Enkulturasi juga berkaitan dengan proses pembangunan yang pada hakikatnya merupakan upaya meningkatkan kesejahteraan hidup bersama. Akan tetapi upaya peningkatan kesejahteraan hidup bersama. Akan tetapi usaha peningkatan kesejahteraan terencana dan diselenggarakan dalam tempo yang relatif singkat sering kali menimbulkan banyak masalah. Usaha peningkatan kesejahteraan itu mendorong orang untuk dengan cepat mendatangkan ilmu dan teknologi asing dan belum tentu sama dengan kebudayaan yang mendominasi kehidupan sosial masyarakat Indonesia. Dari sistem teknologi yang di impor, akhirnya akan menuntut penyesuaian pada sistem sosial atau pola interaksi penduduk setempat yang akhirnya cepat atau lambat akan menggeser nilai-nilai budaya setempat.

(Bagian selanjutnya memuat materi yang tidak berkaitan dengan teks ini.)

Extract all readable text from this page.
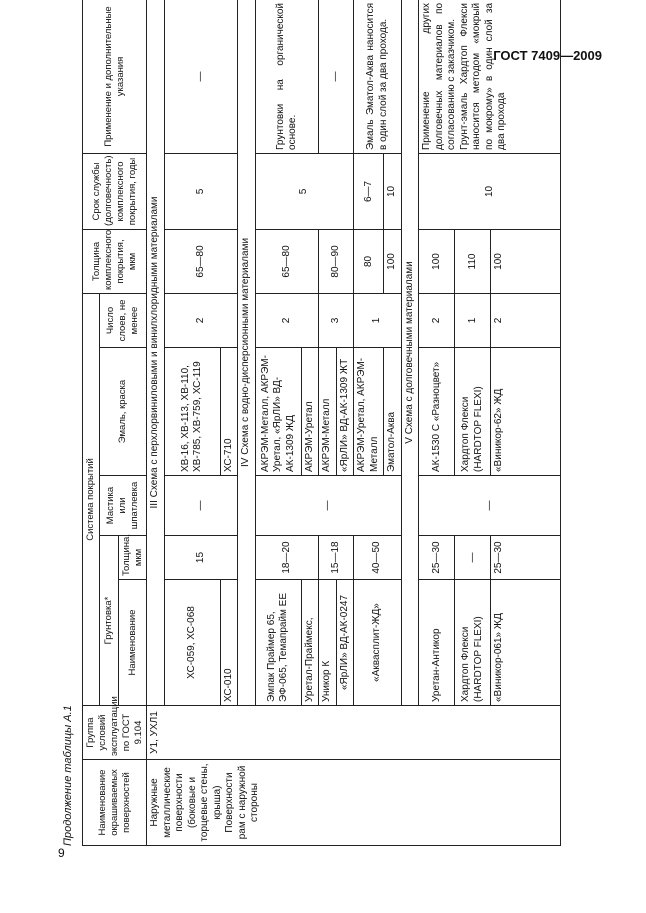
ГОСТ 7409—2009
Продолжение таблицы А.1 Наименование окрашиваемых поверхностей	Группа условий эксплуатации по ГОСТ 9.104	Система покрытий					Толщина комплексного покрытия, мкм	Срок службы (долговечность) комплексного покрытия, годы	Применение и дополнительные указания
		Грунтовка*		Мастика или шпатлевка	Эмаль, краска	Число слоев, не менее			
		Наименование	Толщина, мкм						

Наружные металлические поверхности (боковые и торцевые стены, крыша) Поверхности рам с наружной стороны	У1, УХЛ1	III Схема с перхлорвиниловыми и винилхлоридными материалами							
		ХС-059, ХС-068	15	—	ХВ-16, ХВ-113, ХВ-110, ХВ-785, ХВ-759, ХС-119	2	65—80	5	—
		ХС-010			ХС-710				
		IV Схема с водно-дисперсионными материалами							
		Эмпак Праймер 65, ЭФ-065, Темапрайм ЕЕ	18—20	—	АКРЭМ-Металл, АКРЭМ-Уретал, «ЯрЛИ» ВД-АК-1309 ЖД	2	65—80	5	Грунтовки на органической основе.
		Уретал-Праймекс,			АКРЭМ-Уретал				
		Уникор К	15—18		АКРЭМ-Металл	3	80—90		—
		«ЯрЛИ» ВД-АК-0247			«ЯрЛИ» ВД-АК-1309 ЖТ				

		«Аквасплит-ЖД»	40—50		АКРЭМ-Уретал, АКРЭМ-Металл	1	80	6—7	Эмаль Эматол-Аква наносится в один слой за два прохода.

					Эматол-Аква		100	10	
		V Схема с долговечными материалами							
		Уретан-Антикор	25—30	—	АК-1530 С «Разноцвет»	2	100	10	Применение других долговечных материалов по согласованию с заказчиком. Грунт-эмаль Хардтоп Флекси наносится методом «мокрый по мокрому» в один слой за два прохода

		Хардтоп Флекси (HARDTOP FLEXI)	—		Хардтоп Флекси (HARDTOP FLEXI)	1	110		
		«Виникор-061» ЖД	25—30		«Виникор-62» ЖД	2	100		
9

Tidak semua teknologi dan ilmu pengetahuan yang diserap akan menimbulkan perubahan pada sistem sosial dan sistem idea setempat. Akan tetapi untuk mengatasi kemungkinan terjadinya ketegangan, sudah sepatutnya kalau setiap warga negara Indonesia di bekali dan diperkuat kesadaran mereka dengan pengetahuan kebudayaan yang memadai sehingga mereka nantinya dapat secara selektif dan aktif menyerap pengaruh kebudayaan asing. Disamping itu dengan bekal pengetahuan kebudayaan yang memadai setiap warga negara Indonesia akan dapat melihat, memahami dan memilih-milih gejala dan tantangan yang dihadapi untuk kemudian merencanakan serta menentukan sikap ataupun perbuatan sesuai dengan nilai-nilai. Dengan bekal pengetahuan kebudayaan yang sama diharapkan setiap warga negara Indonesia akan dapat menanggapi segala tantangan yang timbul dari lingkungannya maupun perkembangan sejarah tanpa memastikan daya kreativitas yang inovatif dalam menanggapi dinamika kebudayaan baik karena pengaruh sesama kebudayaan Indonesia yang tumbuh dan berkembang di daerah maupun karena pengeruh ebudayan asing yang akan memperkaya kebudayaan nasional.

Sumber daya manusia harus dapat dibina dan diarahkan secara tepat agar mampu mengembangkan potensinya, antara lain :

  1. Manusia yang profesional, yang memiliki keahlian dan ketarampilan sehingga mampu bekerja lebih produktif.
  2. Manusia yang berkembang kemampuan intelektualnya sehingga mampu menjadi pelopor perubahan masyarakat.
  3. Manusia yang berjiwa wiraswasta yang mampu menciptakan lapangan kerja untuk dirinya sendiri, tidak tergantung pada kesempatan kerja yang diciptakan pemerintah, tetapi juga mampu menciptakan lapangan kerja bagi orang lain.
  4. Manusia sebagai tenaga kerja yang berkeahlian dan berketerampilan sehingga dari kesempatan kerjanya dapat menikmati kehidupan yang layak.